Will the Mir Space Station fall on Japan?

According to plans by the Russian Space Agency, Mir is supposed to make a guided descent into the Pacific Ocean this week, thereby bringing operations of the aging space station to an end. Most of the parts of the space station-- which weighs in at 135 tons--will burn up during its entry into the earth's atmosphere, but another 1,500 parts, weighing a total of 13-19 tons, are expected to survive the entry and reach the ground.

Yuri Kotpav, director-general of the Russian space and aviation agency, said during a press conference last week, "There is a 98 percent chance that all will go well," adding, "but there is also a 2 percent chance that something could go wrong in this unique operation, which is the first of this scale and complexity ever performed." Kotpav was referring to a scenario in which ground-control personnel were to lose control over the space station.

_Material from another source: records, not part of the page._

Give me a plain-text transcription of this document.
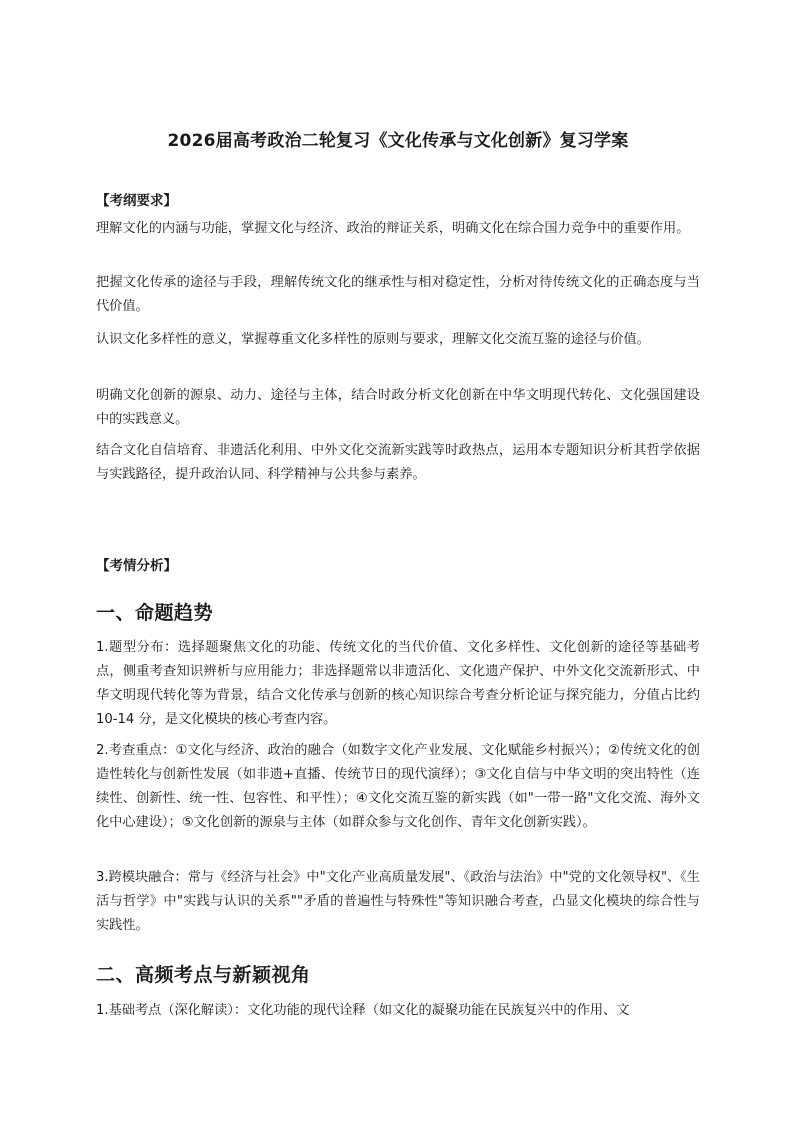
2026届高考政治二轮复习《文化传承与文化创新》复习学案

【考纲要求】

理解文化的内涵与功能，掌握文化与经济、政治的辩证关系，明确文化在综合国力竞争中的重要作用。

把握文化传承的途径与手段，理解传统文化的继承性与相对稳定性，分析对待传统文化的正确态度与当代价值。

认识文化多样性的意义，掌握尊重文化多样性的原则与要求，理解文化交流互鉴的途径与价值。

明确文化创新的源泉、动力、途径与主体，结合时政分析文化创新在中华文明现代转化、文化强国建设中的实践意义。

结合文化自信培育、非遗活化利用、中外文化交流新实践等时政热点，运用本专题知识分析其哲学依据与实践路径，提升政治认同、科学精神与公共参与素养。

【考情分析】

一、命题趋势

1.题型分布：选择题聚焦文化的功能、传统文化的当代价值、文化多样性、文化创新的途径等基础考点，侧重考查知识辨析与应用能力；非选择题常以非遗活化、文化遗产保护、中外文化交流新形式、中华文明现代转化等为背景，结合文化传承与创新的核心知识综合考查分析论证与探究能力，分值占比约10-14 分，是文化模块的核心考查内容。

2.考查重点：①文化与经济、政治的融合（如数字文化产业发展、文化赋能乡村振兴）；②传统文化的创造性转化与创新性发展（如非遗+直播、传统节日的现代演绎）；③文化自信与中华文明的突出特性（连续性、创新性、统一性、包容性、和平性）；④文化交流互鉴的新实践（如"一带一路"文化交流、海外文化中心建设）；⑤文化创新的源泉与主体（如群众参与文化创作、青年文化创新实践）。

3.跨模块融合：常与《经济与社会》中"文化产业高质量发展"、《政治与法治》中"党的文化领导权"、《生活与哲学》中"实践与认识的关系""矛盾的普遍性与特殊性"等知识融合考查，凸显文化模块的综合性与实践性。

二、高频考点与新颖视角

1.基础考点（深化解读）：文化功能的现代诠释（如文化的凝聚功能在民族复兴中的作用、文
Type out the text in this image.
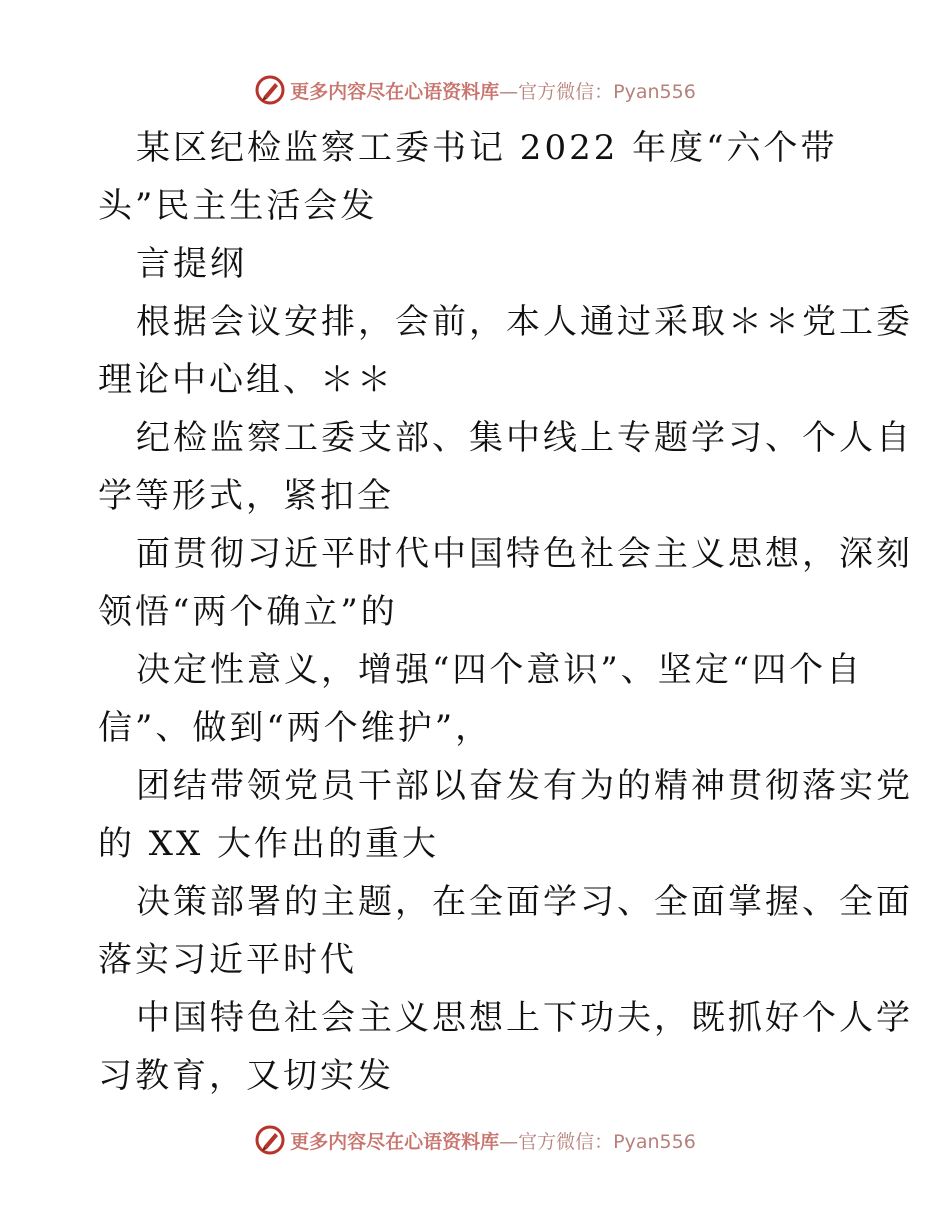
更多内容尽在心语资料库—官方微信：Pyan556
某区纪检监察工委书记 2022 年度“六个带
头”民主生活会发
言提纲
根据会议安排，会前，本人通过采取＊＊党工委
理论中心组、＊＊
纪检监察工委支部、集中线上专题学习、个人自
学等形式，紧扣全
面贯彻习近平时代中国特色社会主义思想，深刻
领悟“两个确立”的
决定性意义，增强“四个意识”、坚定“四个自
信”、做到“两个维护”，
团结带领党员干部以奋发有为的精神贯彻落实党
的 XX 大作出的重大
决策部署的主题，在全面学习、全面掌握、全面
落实习近平时代
中国特色社会主义思想上下功夫，既抓好个人学
习教育，又切实发
更多内容尽在心语资料库—官方微信：Pyan556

Meanwhile the Japanese are very worried over that 2 percent. In the event of a loss of control Japan, located near the end of Mir's trajectory, could be hit by the falling space station. (Israel, incidentally, is not located near Mir's landing path.) "The slightest mistake in predicting the trajectory of the falling parts of the space station--due to unforeseen atmospheric conditions, for instance--could significantly alter the crash site," Professor Yasunori Matugava of the Japanese Institute for Space and Astronautic Sciences told CNN. He said, "Even if everything goes according to plan, it is impossible to determine exactly where all of the remaining parts of the space station will fall until just 30 minutes before they hit the ground."

Several previous attempts by Russia to bring the remains of the space station back to earth have failed. Twenty years ago a Soviet military satellite crashed down in a virtually unpopulated region of Canada near the North Pole. Following the crash Russia was forced to pay Canada $8 million in compensation.